Most people think me a good daughter, a dutiful and loving one, and I am. But I have not always honored my own parents. In fact, I have dishonored them in countless ways, big and small, over the years. Perhaps dishonor is too strong a word here. But I have certainly failed to honor them, by not heeding their advice, by not living by their good example, and by rarely learning from my own stupid mistakes, especially when I was young and so dim as to not see that they are people deserving of all the honor I have to give.

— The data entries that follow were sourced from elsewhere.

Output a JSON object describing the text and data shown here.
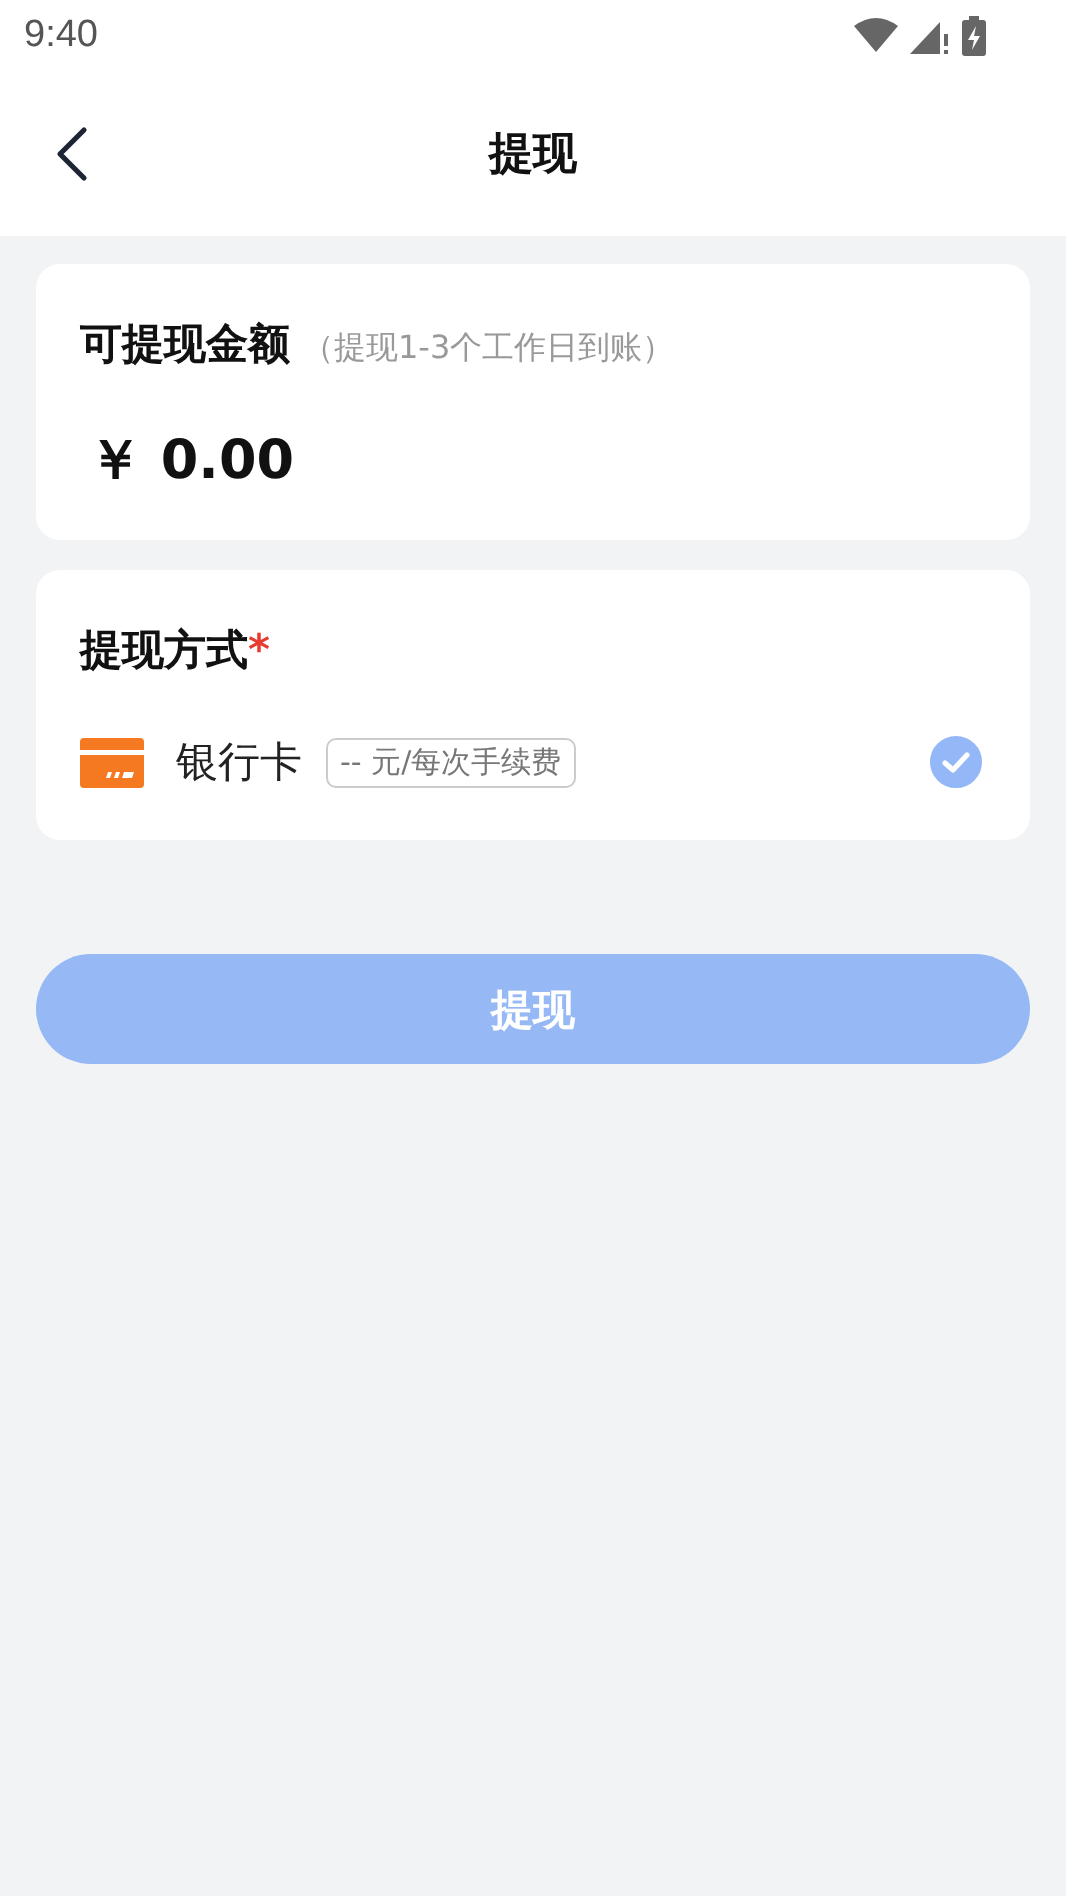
{
  "status_bar": {
    "time": "9:40"
  },
  "header": {
    "title": "提现"
  },
  "balance": {
    "label": "可提现金额",
    "note": "（提现1-3个工作日到账）",
    "amount": "￥ 0.00"
  },
  "method": {
    "label": "提现方式",
    "required_mark": "*",
    "options": [
      {
        "name": "银行卡",
        "fee": "-- 元/每次手续费",
        "selected": true
      }
    ]
  },
  "submit": {
    "label": "提现",
    "disabled": true
  }
}
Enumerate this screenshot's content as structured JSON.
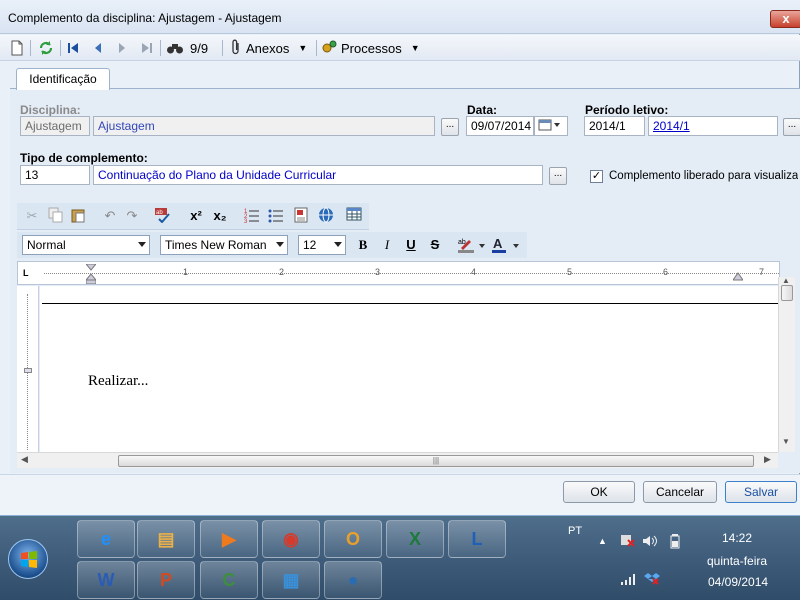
{
  "window": {
    "title": "Complemento da disciplina: Ajustagem - Ajustagem",
    "close_glyph": "x"
  },
  "toolbar": {
    "record_count": "9/9",
    "attachments_label": "Anexos",
    "processes_label": "Processos"
  },
  "tabs": [
    {
      "label": "Identificação"
    }
  ],
  "form": {
    "disciplina_label": "Disciplina:",
    "disciplina_code": "Ajustagem",
    "disciplina_name": "Ajustagem",
    "data_label": "Data:",
    "data_value": "09/07/2014",
    "periodo_label": "Período letivo:",
    "periodo_code": "2014/1",
    "periodo_link": "2014/1",
    "tipo_label": "Tipo de complemento:",
    "tipo_code": "13",
    "tipo_name": "Continuação do Plano da Unidade Curricular",
    "liberado_label": "Complemento liberado para visualização",
    "liberado_checked": true,
    "lookup_glyph": "..."
  },
  "editor": {
    "style_value": "Normal",
    "font_value": "Times New Roman",
    "size_value": "12",
    "bold": "B",
    "italic": "I",
    "underline": "U",
    "strike": "S",
    "superscript": "x²",
    "subscript": "x₂",
    "ruler_marks": [
      "1",
      "2",
      "3",
      "4",
      "5",
      "6",
      "7"
    ],
    "content": "Realizar...",
    "ruler_corner": "L"
  },
  "footer": {
    "ok_label": "OK",
    "cancel_label": "Cancelar",
    "save_label": "Salvar"
  },
  "taskbar": {
    "lang": "PT",
    "time": "14:22",
    "day": "quinta-feira",
    "date": "04/09/2014",
    "apps": [
      {
        "name": "internet-explorer",
        "glyph": "e",
        "color": "#1e90ff"
      },
      {
        "name": "file-explorer",
        "glyph": "▤",
        "color": "#e8b04a"
      },
      {
        "name": "media-player",
        "glyph": "▶",
        "color": "#f07a1e"
      },
      {
        "name": "chrome",
        "glyph": "◉",
        "color": "#d63a2a"
      },
      {
        "name": "outlook",
        "glyph": "O",
        "color": "#e8a02a"
      },
      {
        "name": "excel",
        "glyph": "X",
        "color": "#1d7a3a"
      },
      {
        "name": "lync",
        "glyph": "L",
        "color": "#1f5fb8"
      },
      {
        "name": "word",
        "glyph": "W",
        "color": "#2a5bb5"
      },
      {
        "name": "powerpoint",
        "glyph": "P",
        "color": "#d04a22"
      },
      {
        "name": "camtasia",
        "glyph": "C",
        "color": "#3e8e3e"
      },
      {
        "name": "remote-desktop",
        "glyph": "▦",
        "color": "#3a8fd6"
      },
      {
        "name": "app-circle",
        "glyph": "●",
        "color": "#2b6cb0"
      }
    ]
  }
}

At forty, I find that I am thinking quite a lot about how to honor my mother and father. And one does that in different ways at different stages of life. In one’s midlife, of course, it would be insufficient to merely take the good advice of a parent and learn from one’s mistakes, though that would at least be a start. No, I have reached a point in life at which honoring them while they are living means having to take a long, hard look at my own life and the choices I have made and make every day, and to ask myself: am I living a life of which they have thought me capable and worthy, both by virtue of being their flesh and blood and by way of the innumerable resources they have bestowed upon me? The answer to that question is almost certainly not yes. It’s not necessarily no either. It’s likely somewhere in between, loosely tethered to the clichéd concept of a “work in progress.” How…unremarkable.

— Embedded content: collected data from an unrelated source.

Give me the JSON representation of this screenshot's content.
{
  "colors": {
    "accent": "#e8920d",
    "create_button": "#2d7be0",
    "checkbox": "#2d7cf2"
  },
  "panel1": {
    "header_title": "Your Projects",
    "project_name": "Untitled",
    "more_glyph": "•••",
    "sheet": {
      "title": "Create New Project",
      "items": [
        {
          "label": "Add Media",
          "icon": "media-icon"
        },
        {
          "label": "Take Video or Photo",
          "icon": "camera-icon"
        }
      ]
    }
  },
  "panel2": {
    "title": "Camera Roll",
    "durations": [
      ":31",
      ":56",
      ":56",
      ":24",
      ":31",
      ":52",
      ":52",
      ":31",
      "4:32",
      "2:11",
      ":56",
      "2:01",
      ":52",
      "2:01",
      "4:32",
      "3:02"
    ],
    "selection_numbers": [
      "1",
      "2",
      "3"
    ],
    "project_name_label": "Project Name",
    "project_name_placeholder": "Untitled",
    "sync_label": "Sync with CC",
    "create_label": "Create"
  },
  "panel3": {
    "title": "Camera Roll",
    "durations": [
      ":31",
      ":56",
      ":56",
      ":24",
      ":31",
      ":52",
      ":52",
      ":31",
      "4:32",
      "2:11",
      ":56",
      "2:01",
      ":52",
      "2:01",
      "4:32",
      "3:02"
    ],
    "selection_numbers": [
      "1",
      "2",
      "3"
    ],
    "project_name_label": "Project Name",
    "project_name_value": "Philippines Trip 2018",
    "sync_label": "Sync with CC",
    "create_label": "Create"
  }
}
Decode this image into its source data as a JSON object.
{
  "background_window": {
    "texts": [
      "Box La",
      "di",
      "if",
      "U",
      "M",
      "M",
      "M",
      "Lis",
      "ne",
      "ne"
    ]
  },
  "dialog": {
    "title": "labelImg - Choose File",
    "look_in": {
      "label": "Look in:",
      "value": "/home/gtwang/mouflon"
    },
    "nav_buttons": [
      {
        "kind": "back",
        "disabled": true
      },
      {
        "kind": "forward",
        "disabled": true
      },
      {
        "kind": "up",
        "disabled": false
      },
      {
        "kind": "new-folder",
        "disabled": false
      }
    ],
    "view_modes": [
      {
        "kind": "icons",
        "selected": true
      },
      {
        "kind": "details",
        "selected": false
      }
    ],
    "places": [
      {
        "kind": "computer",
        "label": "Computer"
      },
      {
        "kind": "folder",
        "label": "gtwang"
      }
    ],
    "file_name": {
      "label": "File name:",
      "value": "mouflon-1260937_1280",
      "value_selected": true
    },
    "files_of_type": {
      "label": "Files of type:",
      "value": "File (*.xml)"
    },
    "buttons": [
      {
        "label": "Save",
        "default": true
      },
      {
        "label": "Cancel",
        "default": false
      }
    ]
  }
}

I find it odd and somewhat unfortunate that a concept like honor is generally thought to reside in the domain of religion or antiquated traditions. Indeed, it creeps right up next to something like the concept of obedience among liberals (and in the Book of Ephesians, where the commandments are given, honor comes directly after the commandment to obey your parents), and we think those who use it in the way my uncle did—in a casual sort of way, but suggestive of a hierarchy and a conference of authority—to be a bit out of touch with the values of an egalitarian and free society. I confess this might be my usual response to the directive: honor your mother. And, yet, so much of my own inner-strife these days is ultimately about a fear that I will fail to do so, and not because of some unhealthy psycho-emotional hang-up from which I must release myself in order to be truly happy and self-actualized (and other things one learns in therapy). Rather, the fear of failing to honor both my mother and my father is completely rational, because it would mean that I have not lived the good and noble life they set out for me to live by their own example.

A person is never really lonely if they have people in their life who have earned the distinction of honor, and I count myself among those so blessed. For I have many. There is so much work to be done.

What a privilege it was to honor Cliff, in life and in death. We will miss you so.